In a fleet, you don’t win by shaving 30 seconds off one pipeline. You win by making the default experience fast and reliable everywhere.

The metrics we kept on dashboards

  • median and p95 pipeline duration (per job and end-to-end)
  • cache hit rate
  • flaky test rate
  • deployment frequency
  • change failure rate (rollbacks/incidents)
  • time-to-restore (MTTR) for deploy-related incidents

Those are hard to argue with in stakeholder conversations.

What I’d do differently next time

  • invest earlier in integration previews (they surface “it works locally” fallacies fast)
  • treat pipeline templates like products (versioning + changelog + migrations)
  • build better visibility into “why did this pipeline take 3× longer?” (it’s usually cache misses + dependency churn)

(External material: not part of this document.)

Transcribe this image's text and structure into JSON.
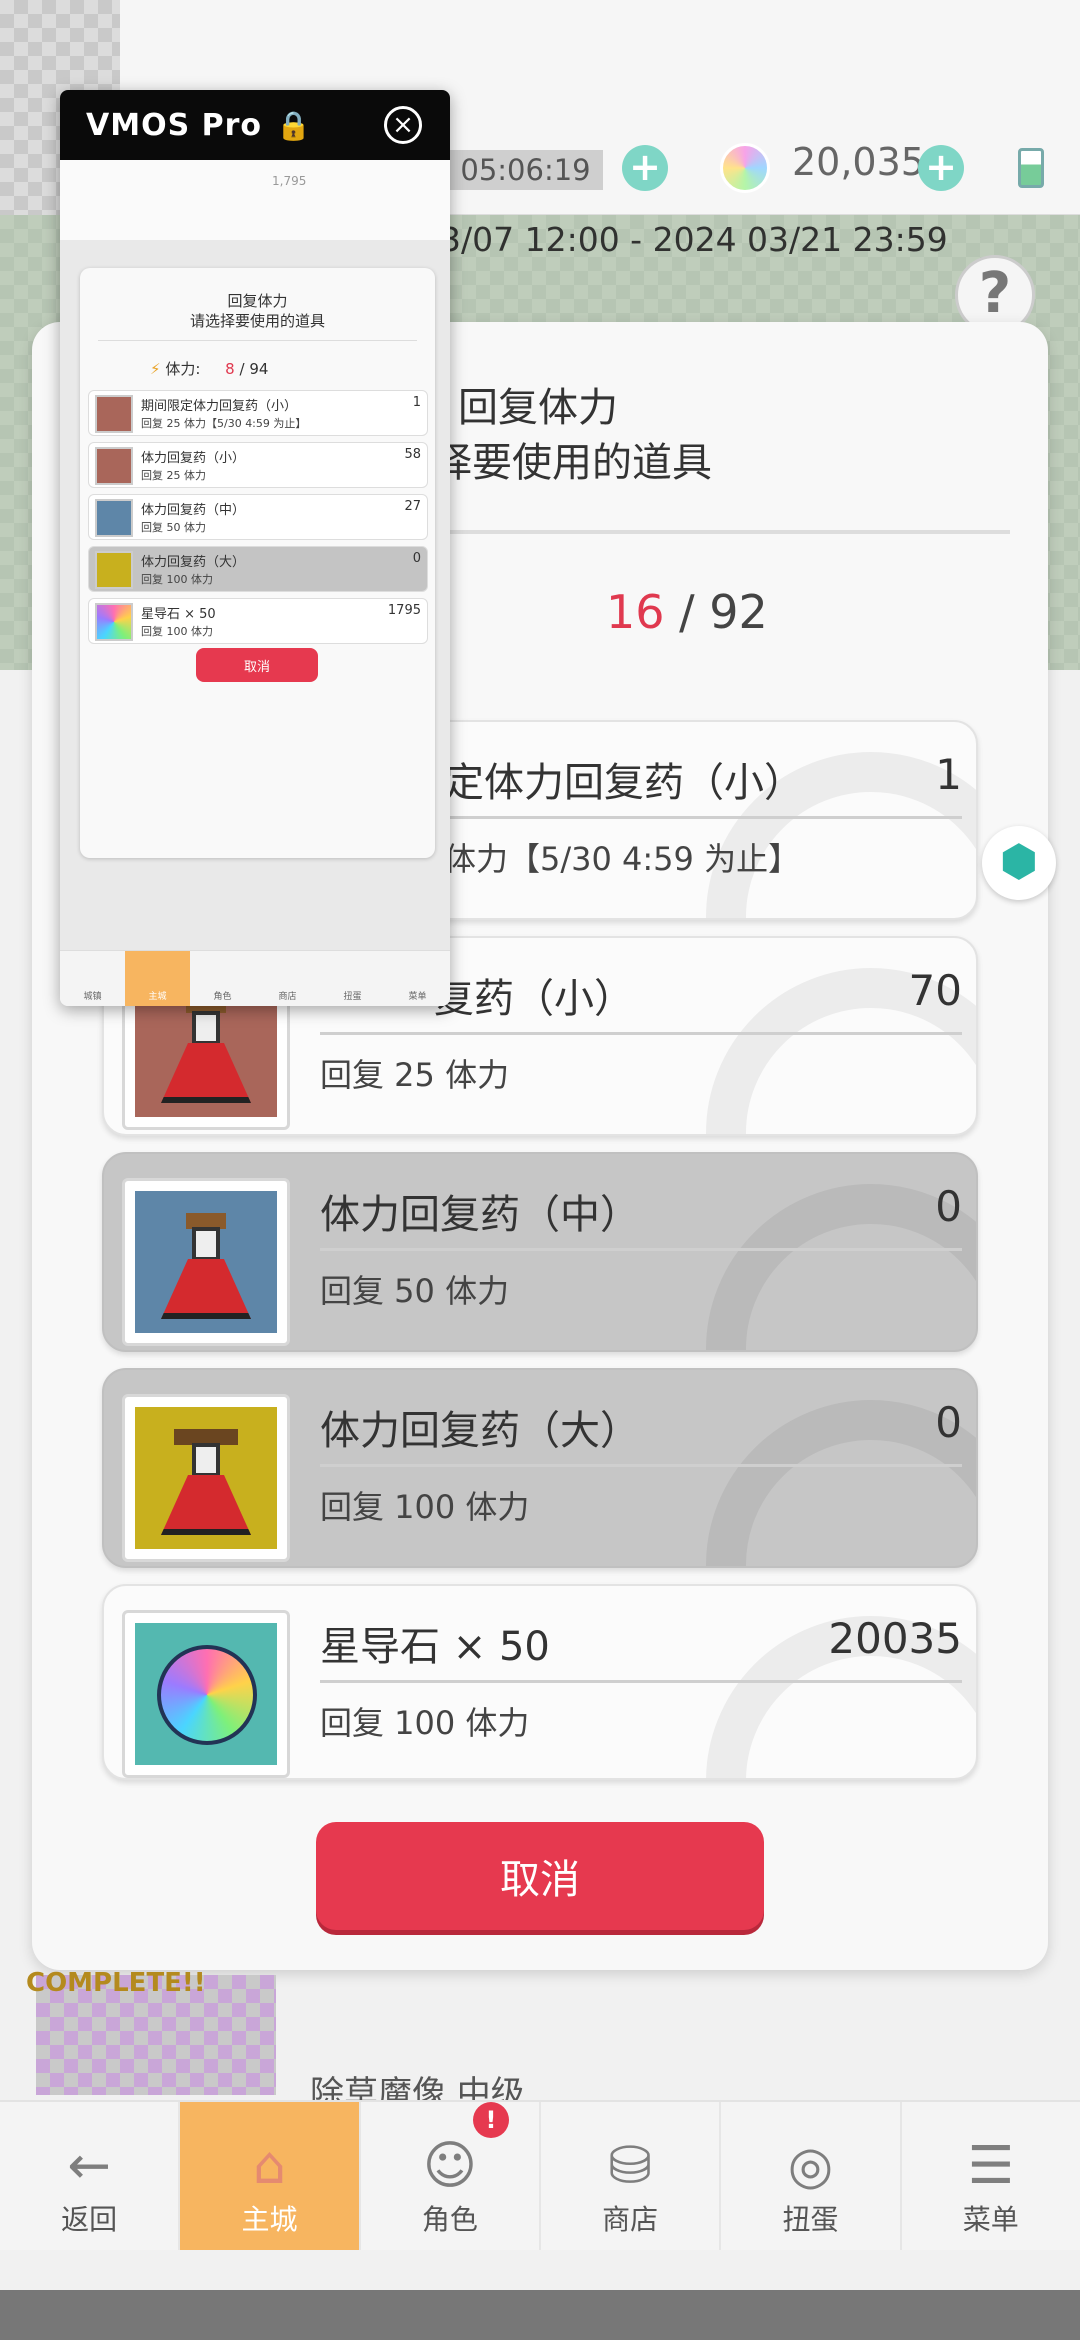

If you’re doing this next week, start here

  • standardize required checks across repos
  • fix caching for package installs
  • introduce task-level caching for builds/tests
  • parallelize lint/types/tests/build
  • add preview environments and surface links in PRs
  • add release guardrails (canary + kill switches)
  • measure and publish the results

CI/CD for a micro-app fleet isn’t about YAML. It’s about operating the fleet like a platform: consistent defaults, visible metrics, and safety mechanisms that scale with the number of teams shipping.